6 It’s the only one that’s in bold and it says shall.
7 It was not provided as per paragraph 22.
8 Under the Elston case, if a plaintiff is
9 servicing on behalf of — If a plaintiff is a trust
10 and there is a servicer who is, actually,
11 foreclosing, in that case, on behalf of a trust,
12 there must be something from the trust that
13 authorizes the servicer in writing. And, I have a
14 copy of the case.
15 THE COURT: Yes; I’m familiar with it.
16 MR. ROSEN: You’re familiar with Elston?
17 THE COURT: Yes.
18 MR. ROSEN: There has been no record evidence
19 of that, whatsoever.
20 Furthermore, under Green, a recent opinion
21 last week, and many others you have to demonstrate
22 at the time of the foreclosure that you had
23 standing at the time the lawsuit was filed.
24 Coming here with a Note endorsed in blank is
25 great. But, that’s not what standing is. Standing
1 is at the time the lawsuit was filed. There is no
2 record evidence that they had the Note at the time
3 this was filed. There is no record evidence that
4 they had the right enforce the Mortgage at the time
5 the lawsuit was filed.
6 Under Johns v.

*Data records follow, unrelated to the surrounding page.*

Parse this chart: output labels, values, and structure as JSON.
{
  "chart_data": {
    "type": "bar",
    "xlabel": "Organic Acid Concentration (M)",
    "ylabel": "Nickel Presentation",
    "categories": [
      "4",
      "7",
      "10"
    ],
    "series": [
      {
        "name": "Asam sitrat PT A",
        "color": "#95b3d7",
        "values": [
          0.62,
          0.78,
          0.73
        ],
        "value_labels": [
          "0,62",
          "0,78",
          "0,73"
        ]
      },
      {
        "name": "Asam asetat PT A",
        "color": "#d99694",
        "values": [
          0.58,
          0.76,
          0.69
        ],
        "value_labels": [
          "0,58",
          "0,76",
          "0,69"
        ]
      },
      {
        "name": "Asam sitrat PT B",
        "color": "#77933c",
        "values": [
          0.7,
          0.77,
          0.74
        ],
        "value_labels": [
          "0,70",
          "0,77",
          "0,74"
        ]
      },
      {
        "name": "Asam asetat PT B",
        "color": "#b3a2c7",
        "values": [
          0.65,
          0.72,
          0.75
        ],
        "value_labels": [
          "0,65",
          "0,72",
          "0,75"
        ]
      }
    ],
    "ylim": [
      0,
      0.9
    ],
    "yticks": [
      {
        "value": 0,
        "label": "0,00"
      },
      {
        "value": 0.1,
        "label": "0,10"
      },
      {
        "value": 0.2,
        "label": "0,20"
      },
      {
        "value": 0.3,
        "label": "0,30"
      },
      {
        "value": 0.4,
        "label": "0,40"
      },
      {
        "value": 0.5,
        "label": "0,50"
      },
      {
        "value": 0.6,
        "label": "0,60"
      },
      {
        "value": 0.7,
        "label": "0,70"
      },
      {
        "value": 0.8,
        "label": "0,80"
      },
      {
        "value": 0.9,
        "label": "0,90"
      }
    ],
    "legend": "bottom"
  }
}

Gillian, the Mortgage can
7 equitably transfer; but, they have to show either
8 that they had the assigned Mortgage, which they
9 haven’t done here or that there has been a purchase
10 of the debt, which they haven’t done here.


More argument on other issues, then….


14 We move for an involuntary dismissal.
15 THE COURT: That motion is denied.


This is a Judge who I very much respect and enjoy going before on hearings and trials.  However, here we believe his ruling was wrong.    So the appeal ensues…  Stay tuned!


If you are in South Florida and are looking for help with debt, foreclosure, real estate or want more information about bankruptcy law, call  (754) 400-5150 or fill out the online form for a FREE CONSULTATION.  Let the lawyers and staff at the Law Offices of Evan M. Rosen serve you!

The Law Offices of Evan M. Rosen is a debt relief agency.  In addition to other legal services, the Law Offices of Evan M. Rosen help clients file for bankruptcy relief under the Bankruptcy Code.


2 Responses to “Law Offices of Evan M. Rosen: Our Latest Appeal – Witness Does Not Know the Name of His Plaintiff”
  1. BOBBI SWANN says:

    This is outrageous! Mr. Rosen, despite the respect and admiration that you have for this Judge, you should have made an immediate appeal to the court to 1) have this Judge removed from the case for bias; or 2) challenged his decision asking what grounds the request was denied. Case law and evidence was square in his face and still he side-stepped the law and ruled against the Rule of Evidence. If that isn’t bias I don’t know what is….

  2. Andrew Jackson says:

    WOW!!! The banks witness says I’ve got nothing to show any authority to foreclose or even testify, and still, NO dismissal?!?!?

    Wait until HB 87 goes into effect and time for discovery is eliminated. The banksters and their mill attorneys are going to go on a massive property theft spree.